At first, Knocked Up is afraid to have a plot, because plots are tense and make us feel bad. So against all odds, the boy gets and then keeps the girl. Then after an hour or so, the movie goes, "Huh, if there isn't some tension between these two, then I'm just a collection of scenes of people being happy, and if the Iraq war has taught us anything, it's that no one wants to see that." So then the plot starts, but it's the plot that we knew was coming, so it's not so hard on our feelings, because we already pretty much ran through the whole thing in our heads. Then, just to be safe, the movie resolves the plot in about 15 minutes, and everyone is happy again. So Knocked Up is a kind movie, and it doesn't want to hurt your feelings, but it does want you to see a vagina with a head coming out of it.

The upside of Knocked Up is the dialogue, which is pretty much the stuff that Rogen and Paul Rudd did in The 40 Year Old Virgin, only now they're doing it without Steve Carell standing behind them with an erection.
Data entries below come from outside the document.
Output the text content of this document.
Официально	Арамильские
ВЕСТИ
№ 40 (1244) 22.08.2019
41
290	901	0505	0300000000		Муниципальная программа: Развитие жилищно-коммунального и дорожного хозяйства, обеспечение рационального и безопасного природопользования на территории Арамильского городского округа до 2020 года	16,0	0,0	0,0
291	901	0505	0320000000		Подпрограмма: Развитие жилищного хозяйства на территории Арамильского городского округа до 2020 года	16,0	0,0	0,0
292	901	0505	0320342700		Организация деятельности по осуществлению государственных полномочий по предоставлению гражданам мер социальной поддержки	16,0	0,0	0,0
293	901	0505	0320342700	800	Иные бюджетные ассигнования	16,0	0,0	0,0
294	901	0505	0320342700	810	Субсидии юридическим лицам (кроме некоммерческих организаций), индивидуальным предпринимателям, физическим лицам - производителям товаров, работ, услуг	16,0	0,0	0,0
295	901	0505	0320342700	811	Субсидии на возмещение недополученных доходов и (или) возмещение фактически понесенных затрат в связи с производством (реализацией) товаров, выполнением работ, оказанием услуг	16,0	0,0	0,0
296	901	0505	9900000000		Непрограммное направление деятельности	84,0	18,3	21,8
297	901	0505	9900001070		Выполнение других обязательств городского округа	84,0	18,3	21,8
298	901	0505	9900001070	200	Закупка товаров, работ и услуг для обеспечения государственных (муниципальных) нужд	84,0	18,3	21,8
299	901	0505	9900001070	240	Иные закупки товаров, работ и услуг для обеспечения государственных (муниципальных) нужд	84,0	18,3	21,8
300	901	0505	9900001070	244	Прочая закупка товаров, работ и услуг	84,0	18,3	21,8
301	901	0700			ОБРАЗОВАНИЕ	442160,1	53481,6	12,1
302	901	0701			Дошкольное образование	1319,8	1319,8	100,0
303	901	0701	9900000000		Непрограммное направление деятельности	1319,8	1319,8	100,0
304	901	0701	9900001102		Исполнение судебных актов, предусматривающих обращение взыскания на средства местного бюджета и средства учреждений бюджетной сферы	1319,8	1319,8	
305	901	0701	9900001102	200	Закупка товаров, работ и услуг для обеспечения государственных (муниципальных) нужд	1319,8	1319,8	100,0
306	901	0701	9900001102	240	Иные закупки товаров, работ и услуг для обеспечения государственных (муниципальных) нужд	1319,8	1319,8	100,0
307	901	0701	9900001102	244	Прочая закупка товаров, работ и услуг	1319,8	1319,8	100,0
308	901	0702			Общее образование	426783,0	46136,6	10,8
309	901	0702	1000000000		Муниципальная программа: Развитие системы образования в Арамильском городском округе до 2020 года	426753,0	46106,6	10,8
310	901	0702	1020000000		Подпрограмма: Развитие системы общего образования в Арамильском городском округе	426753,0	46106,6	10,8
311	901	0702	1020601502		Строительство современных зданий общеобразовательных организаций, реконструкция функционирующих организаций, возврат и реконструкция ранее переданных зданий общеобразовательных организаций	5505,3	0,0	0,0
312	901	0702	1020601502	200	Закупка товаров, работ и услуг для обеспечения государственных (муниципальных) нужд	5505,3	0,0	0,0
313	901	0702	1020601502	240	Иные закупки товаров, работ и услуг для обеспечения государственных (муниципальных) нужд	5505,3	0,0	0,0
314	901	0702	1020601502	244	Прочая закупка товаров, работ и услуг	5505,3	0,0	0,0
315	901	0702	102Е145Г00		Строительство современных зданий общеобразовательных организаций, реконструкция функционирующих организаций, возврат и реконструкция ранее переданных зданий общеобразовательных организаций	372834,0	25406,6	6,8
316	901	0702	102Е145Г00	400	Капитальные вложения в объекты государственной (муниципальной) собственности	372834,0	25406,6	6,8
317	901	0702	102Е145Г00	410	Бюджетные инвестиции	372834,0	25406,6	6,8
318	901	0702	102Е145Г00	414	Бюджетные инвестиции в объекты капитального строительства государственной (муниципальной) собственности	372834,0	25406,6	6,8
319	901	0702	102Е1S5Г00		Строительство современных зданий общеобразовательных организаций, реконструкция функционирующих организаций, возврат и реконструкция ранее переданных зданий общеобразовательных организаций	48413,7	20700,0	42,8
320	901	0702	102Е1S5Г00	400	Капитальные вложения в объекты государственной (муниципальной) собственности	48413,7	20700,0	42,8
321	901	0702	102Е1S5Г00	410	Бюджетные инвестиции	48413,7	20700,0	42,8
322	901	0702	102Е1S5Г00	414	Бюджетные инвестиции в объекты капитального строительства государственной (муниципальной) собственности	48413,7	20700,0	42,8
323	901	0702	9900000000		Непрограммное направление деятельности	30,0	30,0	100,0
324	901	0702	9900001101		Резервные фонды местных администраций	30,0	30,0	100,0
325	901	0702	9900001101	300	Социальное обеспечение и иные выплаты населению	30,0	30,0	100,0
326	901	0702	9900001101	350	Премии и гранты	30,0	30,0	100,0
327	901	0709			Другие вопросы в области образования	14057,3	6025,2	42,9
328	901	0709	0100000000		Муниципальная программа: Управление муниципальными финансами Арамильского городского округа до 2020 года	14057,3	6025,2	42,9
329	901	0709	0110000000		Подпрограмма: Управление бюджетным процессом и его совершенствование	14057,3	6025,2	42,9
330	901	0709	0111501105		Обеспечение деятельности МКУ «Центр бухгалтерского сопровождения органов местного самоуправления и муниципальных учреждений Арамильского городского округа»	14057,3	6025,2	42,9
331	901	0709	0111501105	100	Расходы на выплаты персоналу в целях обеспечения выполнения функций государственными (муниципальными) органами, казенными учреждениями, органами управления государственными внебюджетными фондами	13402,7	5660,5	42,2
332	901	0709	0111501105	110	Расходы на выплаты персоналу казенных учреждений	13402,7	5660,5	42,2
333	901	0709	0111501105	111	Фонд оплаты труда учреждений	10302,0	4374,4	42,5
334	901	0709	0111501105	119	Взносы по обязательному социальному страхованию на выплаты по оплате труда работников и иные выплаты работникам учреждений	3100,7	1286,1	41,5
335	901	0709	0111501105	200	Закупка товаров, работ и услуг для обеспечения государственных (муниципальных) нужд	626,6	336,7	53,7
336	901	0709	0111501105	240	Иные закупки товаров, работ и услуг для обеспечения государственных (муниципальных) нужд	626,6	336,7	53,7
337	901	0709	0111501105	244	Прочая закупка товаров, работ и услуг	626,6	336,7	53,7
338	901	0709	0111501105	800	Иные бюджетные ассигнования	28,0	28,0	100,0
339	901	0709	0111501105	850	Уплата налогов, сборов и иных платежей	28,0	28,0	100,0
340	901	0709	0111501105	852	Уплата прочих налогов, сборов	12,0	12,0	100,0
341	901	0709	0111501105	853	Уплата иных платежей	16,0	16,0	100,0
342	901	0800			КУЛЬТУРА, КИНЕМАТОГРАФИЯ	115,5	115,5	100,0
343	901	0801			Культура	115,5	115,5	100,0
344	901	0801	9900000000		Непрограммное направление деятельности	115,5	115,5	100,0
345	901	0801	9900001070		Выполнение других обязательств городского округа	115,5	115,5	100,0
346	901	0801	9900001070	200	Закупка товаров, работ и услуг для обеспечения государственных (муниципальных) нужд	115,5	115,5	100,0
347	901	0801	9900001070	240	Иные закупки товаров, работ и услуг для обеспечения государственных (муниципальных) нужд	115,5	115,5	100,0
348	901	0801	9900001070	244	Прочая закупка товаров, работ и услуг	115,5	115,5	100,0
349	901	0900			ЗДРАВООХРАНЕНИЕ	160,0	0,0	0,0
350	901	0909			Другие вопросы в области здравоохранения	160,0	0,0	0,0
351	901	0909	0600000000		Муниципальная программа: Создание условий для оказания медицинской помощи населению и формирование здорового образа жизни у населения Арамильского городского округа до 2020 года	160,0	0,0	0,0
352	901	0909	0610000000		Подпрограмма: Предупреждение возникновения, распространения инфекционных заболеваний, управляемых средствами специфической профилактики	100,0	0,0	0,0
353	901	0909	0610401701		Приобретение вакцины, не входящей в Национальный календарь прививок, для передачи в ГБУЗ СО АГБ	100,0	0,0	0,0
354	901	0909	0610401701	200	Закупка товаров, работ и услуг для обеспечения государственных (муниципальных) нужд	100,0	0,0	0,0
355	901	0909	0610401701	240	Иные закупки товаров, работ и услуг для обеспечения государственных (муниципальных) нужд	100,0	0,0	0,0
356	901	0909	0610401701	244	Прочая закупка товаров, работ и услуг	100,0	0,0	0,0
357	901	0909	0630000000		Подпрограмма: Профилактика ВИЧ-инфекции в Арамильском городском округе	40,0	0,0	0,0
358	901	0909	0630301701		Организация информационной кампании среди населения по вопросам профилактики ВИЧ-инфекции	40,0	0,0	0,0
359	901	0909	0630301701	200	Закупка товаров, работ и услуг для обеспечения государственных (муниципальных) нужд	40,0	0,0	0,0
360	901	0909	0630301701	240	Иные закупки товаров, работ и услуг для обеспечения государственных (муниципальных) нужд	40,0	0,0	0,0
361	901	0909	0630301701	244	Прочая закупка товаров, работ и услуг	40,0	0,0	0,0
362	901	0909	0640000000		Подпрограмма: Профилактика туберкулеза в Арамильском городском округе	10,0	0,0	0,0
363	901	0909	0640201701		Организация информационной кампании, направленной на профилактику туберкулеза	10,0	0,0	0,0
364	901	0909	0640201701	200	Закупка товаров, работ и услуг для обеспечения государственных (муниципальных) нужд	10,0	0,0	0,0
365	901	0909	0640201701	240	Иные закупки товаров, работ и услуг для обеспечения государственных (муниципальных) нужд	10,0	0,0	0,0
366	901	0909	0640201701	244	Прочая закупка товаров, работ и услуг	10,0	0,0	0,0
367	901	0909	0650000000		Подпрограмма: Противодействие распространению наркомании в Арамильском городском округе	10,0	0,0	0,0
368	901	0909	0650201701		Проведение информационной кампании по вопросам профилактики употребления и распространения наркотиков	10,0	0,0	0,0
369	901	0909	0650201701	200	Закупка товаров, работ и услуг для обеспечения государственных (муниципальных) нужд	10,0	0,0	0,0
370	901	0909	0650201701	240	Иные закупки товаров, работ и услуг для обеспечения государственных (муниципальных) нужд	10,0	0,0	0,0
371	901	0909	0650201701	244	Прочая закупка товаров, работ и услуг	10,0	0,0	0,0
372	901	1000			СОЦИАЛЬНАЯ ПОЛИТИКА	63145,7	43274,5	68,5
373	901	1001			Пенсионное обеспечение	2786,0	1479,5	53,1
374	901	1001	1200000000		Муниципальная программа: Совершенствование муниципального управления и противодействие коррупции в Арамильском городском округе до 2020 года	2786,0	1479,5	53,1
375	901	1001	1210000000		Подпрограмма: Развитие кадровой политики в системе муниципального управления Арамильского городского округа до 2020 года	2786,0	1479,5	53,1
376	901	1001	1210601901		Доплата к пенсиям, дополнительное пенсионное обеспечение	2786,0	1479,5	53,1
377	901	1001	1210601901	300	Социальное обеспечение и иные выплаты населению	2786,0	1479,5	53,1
The shtick is interesting, though, because you can tell it marks a comic idiom that's terribly time-specific. It's like when you watch an old Seinfeld, and you realize that people used to actually talk like that. I'm pretty sure that'll be the experience of watching Knocked Up and The 40 Year Old Virgin in 10 years.

Rogen's lumpy comic style is great in second-banana roles, but he can't quite carry a lead. By about halfway through the film, he's run through his entire repertoire of shrugs and puppy-dog faces, and then he just repeats them for the second half of the film, and you're all, "Didn't he just make that face?" and yes, he did.

Strangely, Katherine Heigl is pretty good as the attractive woman. The film focuses much more on Rogen, even going so far as to show his hairy butt and not her presumably clean-shaven one, but in many scenes, she outshines him just by virtue of the fact that she's acting while he's mugging.

But I guess with the cancellation of The King of Queens, According to Jim, Still Standing, Grounded for Life and The Drew Carey Show, America needed some outlet for its intense desire to see fat guys with hot chicks, and Rogen is at least as amusingly chubby as Jim Belushi or Mark Addy.

And there are a lot of reasons to recommend this film: It includes ads for Spider-Man 3, the "Mr. Skin" Web site and the Treo cell phone; there are blatant depictions of drug use; and much of the film occurs in gynecologists' offices, an area of previously untapped comic potential.

Plus, the supporting cast is excellent. Paul Rudd, who should be getting more leads, has a diamond-edged perfection in the delivery of his lines; Kristen Wiig does her Saturday Night Live shtick with understated hilarity; and Craig Robinson of The Office has a creepy and touching role as a club bouncer who regrets that he must keep out the "old chicks" who he himself would most dearly love to "tap."

Anyway, it's unfair to judge this kind of film on the plot's originality (since it has none) or the effectiveness of its dramatic effects (since they're simplistic and manipulative). Instead, Knocked Up's audience is looking for laughs, and those burst out of it like a human being exiting a birth canal, which is to say, forcefully and while covered in mucus.

Knocked Up is not showing in any theaters in the area.